Service providers and partners include: Google Cloud Platform, Firebase, MongoDB, Codemagic, Pixyle, Remove.bg, Apple App Store, Google Play Store, Vercel (web hosting), Adjust, Google Analytics, Mixpanel, Braze, Instabug, Builder.io and similar operational providers.

6. Data retention

We keep personal data only as long as necessary for the purposes outlined and in accordance with legal obligations and data‑minimization principles. When data is no longer needed, it is anonymized or securely deleted.

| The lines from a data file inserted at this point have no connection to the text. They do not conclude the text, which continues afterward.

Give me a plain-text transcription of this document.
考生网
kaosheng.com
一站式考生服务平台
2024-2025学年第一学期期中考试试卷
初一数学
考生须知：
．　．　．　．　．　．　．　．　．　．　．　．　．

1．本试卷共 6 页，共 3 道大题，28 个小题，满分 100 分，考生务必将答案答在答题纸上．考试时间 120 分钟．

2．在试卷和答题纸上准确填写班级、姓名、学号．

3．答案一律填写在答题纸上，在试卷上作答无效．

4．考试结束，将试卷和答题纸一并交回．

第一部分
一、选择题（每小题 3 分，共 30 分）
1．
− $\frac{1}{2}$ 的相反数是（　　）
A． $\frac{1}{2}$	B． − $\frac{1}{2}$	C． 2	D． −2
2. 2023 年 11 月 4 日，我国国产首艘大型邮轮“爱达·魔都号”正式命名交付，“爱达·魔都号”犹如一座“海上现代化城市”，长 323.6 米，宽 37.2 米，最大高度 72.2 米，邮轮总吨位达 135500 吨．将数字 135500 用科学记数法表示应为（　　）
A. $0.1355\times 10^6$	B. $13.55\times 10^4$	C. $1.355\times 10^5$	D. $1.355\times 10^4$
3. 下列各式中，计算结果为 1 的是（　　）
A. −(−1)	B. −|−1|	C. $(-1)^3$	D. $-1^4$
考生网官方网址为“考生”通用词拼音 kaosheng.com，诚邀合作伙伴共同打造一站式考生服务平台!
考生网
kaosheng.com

7. How we protect your data

We use appropriate technical and organisational measures, such as:

• Secure servers and HTTPS encryption
• Password protection and access controls
• Employee confidentiality agreements and training
• Continuous monitoring for vulnerabilities and attacks
• Regular reviews of our privacy controls

Despite our efforts, transmission over the internet is never completely secure. Use our Services at your own risk.

8. Your rights under GDPR

You may exercise the following rights by contacting privacy@comode.fr:

• Withdraw consent
• Object to processing
• Access your data
• Request erasure
• Restrict processing
• Data portability
• Rectification of inaccurate data
• Lodge a complaint with the supervisory authority

We may take reasonable steps to verify your identity before responding. We aim to respond within one month.

9. Cookies and tracking

We use cookies and similar technologies to provide a user-friendly experience, remember preferences and analyze performance. See our Cookies Policy for details and manage your preferences.

10. Complaints

If you have concerns about how we handle your data, contact us at privacy@comode.fr. You may also reach the French data protection authority (CNIL) at www.cnil.fr.

11. Information for California residents

Under the California Consumer Privacy Act (CCPA), you have rights to:

• Know what personal information we collect
• Request disclosure or deletion of your personal information
• Opt out of its sale (CO.MODE does not sell personal data)

To exercise these rights, email privacy@comode.fr. We will respond within 45 days.

12. Information for Brazilian residents

Under the Lei Geral de Proteção de Dados (LGPD), Brazilian residents have rights to:

• Confirm the existence of processing
• Access, correct, anonymize or delete data
• Portability and information about shared data
• Revoke consent or lodge a complaint with the ANPD

Data may be transferred outside Brazil when necessary for service provision, legal obligations, public policy or other lawful bases. Requests may be sent to privacy@comode.fr.

13. Changes to this Policy

Any updates will be posted on this page and, where appropriate, notified via email or in-app messages. Continued use of the Services after changes constitutes acceptance.